Deux fois par mois, la rédaction se dédie entièrement au « petit écran » et revient sur une série pour la partager avec vous. Toutes époques et toutes nationalités confondues, ce format vous permettra de retrouver vos séries fétiches… ou de découvrir des pépites.

Aujourd’hui, souvenons-nous de l’œuvre culte et introspective de David Chase  : Les Soprano.

C’est la chair que l’on regarde, l’ossature en-dessous d’une œuvre qui se déploie en même temps qu’elle nous pénètre dans notre propre corps. Le cas de la série, au fil des années, a su faire partager cette véritable texture grâce aux nombreuses spécificités qui la composent. La répétition, sa longueur, les attaches créées autour des personnages, leurs mimiques et dialogues, cette invitation constante du générique et du décor planté. L’effet d’augmentation des images, et à fortiori de l’implication du spectateur. Et c’est peut-être à cause de la hauteur parfois si inaccessible de l’art sériel, cette tour construite brique par brique, épisode par épisode, que la mission de se replonger dans une série constitue l’angoisse d’oublier chaque parcelle de la création, dans cette vanité de renouer avec les premiers sentiments des premières images du premier visionnage. Nous n’oublions pas le moment que l’on a ressenti, mais peut-on le revivre ? Quand bien même l’espoir résonne, l’angoisse de ce que l’on respire et de ce que l’on vit prévaut toujours.

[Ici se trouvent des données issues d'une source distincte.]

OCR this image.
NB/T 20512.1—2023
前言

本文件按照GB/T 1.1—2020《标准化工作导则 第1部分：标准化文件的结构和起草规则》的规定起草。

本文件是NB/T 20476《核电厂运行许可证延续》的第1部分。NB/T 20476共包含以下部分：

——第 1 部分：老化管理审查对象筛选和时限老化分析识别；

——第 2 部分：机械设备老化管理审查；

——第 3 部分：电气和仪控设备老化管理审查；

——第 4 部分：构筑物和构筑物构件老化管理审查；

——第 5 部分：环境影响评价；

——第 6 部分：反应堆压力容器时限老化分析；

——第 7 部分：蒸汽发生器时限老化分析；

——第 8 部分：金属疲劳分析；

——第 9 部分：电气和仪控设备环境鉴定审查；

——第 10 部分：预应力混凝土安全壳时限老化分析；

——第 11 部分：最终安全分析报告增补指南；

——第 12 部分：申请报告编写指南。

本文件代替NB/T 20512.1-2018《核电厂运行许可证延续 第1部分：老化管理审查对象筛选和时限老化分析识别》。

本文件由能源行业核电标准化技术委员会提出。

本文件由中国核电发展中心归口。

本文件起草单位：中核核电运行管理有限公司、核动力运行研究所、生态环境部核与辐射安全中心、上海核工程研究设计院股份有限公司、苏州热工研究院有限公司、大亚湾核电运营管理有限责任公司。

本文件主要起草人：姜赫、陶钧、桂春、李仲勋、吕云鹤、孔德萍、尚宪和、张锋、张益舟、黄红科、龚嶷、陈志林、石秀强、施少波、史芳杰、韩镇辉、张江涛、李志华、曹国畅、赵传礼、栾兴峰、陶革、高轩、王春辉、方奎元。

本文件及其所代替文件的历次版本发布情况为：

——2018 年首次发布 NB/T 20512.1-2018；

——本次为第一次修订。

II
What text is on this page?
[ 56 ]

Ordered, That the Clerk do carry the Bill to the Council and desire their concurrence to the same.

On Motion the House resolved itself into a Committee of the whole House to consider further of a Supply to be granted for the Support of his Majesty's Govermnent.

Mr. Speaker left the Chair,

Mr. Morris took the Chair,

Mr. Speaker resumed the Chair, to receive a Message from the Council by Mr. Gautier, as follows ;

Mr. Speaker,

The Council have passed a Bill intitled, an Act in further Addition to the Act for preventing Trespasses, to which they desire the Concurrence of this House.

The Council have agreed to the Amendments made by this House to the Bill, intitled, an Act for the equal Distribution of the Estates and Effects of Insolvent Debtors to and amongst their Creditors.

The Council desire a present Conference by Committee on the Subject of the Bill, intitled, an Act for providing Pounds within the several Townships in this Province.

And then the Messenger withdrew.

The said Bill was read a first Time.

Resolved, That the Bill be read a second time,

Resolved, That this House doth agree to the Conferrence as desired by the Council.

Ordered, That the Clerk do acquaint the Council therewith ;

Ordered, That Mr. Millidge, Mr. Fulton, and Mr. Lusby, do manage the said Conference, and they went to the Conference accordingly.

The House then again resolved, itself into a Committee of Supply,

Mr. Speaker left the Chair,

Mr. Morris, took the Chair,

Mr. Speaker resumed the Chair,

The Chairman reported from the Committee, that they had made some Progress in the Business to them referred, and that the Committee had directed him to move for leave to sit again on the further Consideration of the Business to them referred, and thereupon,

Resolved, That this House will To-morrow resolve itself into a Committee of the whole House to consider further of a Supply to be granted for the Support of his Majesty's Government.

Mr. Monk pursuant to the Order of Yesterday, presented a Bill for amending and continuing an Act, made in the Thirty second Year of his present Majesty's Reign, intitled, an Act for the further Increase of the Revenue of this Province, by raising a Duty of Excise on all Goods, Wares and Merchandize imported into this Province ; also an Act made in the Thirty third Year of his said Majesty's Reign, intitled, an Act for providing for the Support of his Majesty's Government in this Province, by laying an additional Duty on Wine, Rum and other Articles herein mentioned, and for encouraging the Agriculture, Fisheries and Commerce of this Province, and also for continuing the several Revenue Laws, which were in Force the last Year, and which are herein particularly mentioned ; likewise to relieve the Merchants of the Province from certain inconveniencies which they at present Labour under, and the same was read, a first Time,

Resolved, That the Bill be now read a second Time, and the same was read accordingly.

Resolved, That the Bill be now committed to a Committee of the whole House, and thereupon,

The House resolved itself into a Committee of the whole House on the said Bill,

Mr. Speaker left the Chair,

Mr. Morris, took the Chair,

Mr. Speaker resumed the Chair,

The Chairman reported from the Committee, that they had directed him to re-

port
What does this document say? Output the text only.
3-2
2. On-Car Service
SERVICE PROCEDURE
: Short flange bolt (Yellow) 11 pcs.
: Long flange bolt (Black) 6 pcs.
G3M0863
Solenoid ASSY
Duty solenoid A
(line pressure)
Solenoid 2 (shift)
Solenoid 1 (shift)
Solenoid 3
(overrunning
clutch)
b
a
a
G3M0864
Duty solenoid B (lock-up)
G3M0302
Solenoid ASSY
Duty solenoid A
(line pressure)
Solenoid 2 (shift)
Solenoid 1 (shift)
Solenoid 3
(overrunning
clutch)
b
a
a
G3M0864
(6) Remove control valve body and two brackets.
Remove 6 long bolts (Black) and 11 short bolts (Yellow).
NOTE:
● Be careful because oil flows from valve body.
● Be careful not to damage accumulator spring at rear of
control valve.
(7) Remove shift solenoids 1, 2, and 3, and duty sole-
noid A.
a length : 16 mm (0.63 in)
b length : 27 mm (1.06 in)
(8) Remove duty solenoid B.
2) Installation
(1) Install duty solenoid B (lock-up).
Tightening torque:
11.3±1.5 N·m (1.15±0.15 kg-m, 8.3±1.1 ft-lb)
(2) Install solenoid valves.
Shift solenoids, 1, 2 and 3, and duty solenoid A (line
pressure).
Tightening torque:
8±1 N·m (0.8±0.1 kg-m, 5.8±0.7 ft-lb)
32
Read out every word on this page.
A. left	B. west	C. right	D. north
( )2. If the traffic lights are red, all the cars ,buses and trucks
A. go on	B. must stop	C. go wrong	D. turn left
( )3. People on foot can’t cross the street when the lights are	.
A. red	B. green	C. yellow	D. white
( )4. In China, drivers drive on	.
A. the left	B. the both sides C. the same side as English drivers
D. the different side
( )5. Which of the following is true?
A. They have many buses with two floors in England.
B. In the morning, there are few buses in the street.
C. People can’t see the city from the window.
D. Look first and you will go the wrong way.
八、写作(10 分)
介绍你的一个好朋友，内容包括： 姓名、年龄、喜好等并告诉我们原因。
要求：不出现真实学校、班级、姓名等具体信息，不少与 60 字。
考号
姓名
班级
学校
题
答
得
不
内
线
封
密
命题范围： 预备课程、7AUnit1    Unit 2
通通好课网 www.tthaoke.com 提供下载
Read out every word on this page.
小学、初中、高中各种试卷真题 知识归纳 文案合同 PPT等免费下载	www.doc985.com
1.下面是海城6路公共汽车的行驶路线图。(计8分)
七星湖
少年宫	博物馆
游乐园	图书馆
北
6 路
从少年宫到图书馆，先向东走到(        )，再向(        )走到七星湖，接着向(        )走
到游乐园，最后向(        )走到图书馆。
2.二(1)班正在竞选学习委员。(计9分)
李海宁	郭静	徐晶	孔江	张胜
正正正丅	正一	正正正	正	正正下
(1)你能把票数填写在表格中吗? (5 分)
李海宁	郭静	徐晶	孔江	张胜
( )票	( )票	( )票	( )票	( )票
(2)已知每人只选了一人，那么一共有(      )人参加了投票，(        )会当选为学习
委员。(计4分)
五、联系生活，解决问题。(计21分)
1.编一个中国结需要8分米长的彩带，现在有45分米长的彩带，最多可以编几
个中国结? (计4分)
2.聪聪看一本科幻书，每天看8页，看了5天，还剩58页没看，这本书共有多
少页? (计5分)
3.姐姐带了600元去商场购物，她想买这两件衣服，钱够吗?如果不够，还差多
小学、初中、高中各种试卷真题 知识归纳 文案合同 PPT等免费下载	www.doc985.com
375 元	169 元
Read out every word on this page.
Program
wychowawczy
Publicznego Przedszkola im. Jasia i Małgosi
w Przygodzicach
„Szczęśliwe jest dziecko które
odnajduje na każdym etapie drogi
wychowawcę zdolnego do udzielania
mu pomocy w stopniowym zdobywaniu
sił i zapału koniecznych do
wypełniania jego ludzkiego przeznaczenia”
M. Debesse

Et c’est exactement ce qui constitue la personnalité et le corps de Tony Soprano, le héros des Soprano, série culte de 6 saisons et créée par David Chase pour la chaîne HBO en 1999, et diffusée jusqu’en 2007. Tony ressent comme il cherche à garder ce ressenti, renouveler avec cette chair, dans une peur aussi simple que sa perte  : il est la chair des Soprano en même temps qu’il la façonne, dans l’angoisse et la vanité de l’existence. Dans les dernières secondes de la saison 1, dans le restaurant de son meilleur ami Artie Bucco, il s’adresse ainsi à sa femme Carmela, son fils Anthony Jr. et sa fille aînée Meadow, assis autour de lui  : «  Souvenez-vous des bons moments  », prenant alors pour exemple ce dîner qu’il prend avec eux à l’abri de la tempête qui gronde dehors. Il y a comme une grande mélancolie dans les mots de Tony, celle qui consiste à vivre ensemble, tête baissée, à la folie, mais toujours la tête haute, pour tout se dire, rien ne se cacher. Il y a la puissance, toujours forte en symbole dans la série, du moment et du souvenir qui se constituent au présent  : «  souvenez-vous  ».

Tony et Carmela, couple passionnel (© HBO)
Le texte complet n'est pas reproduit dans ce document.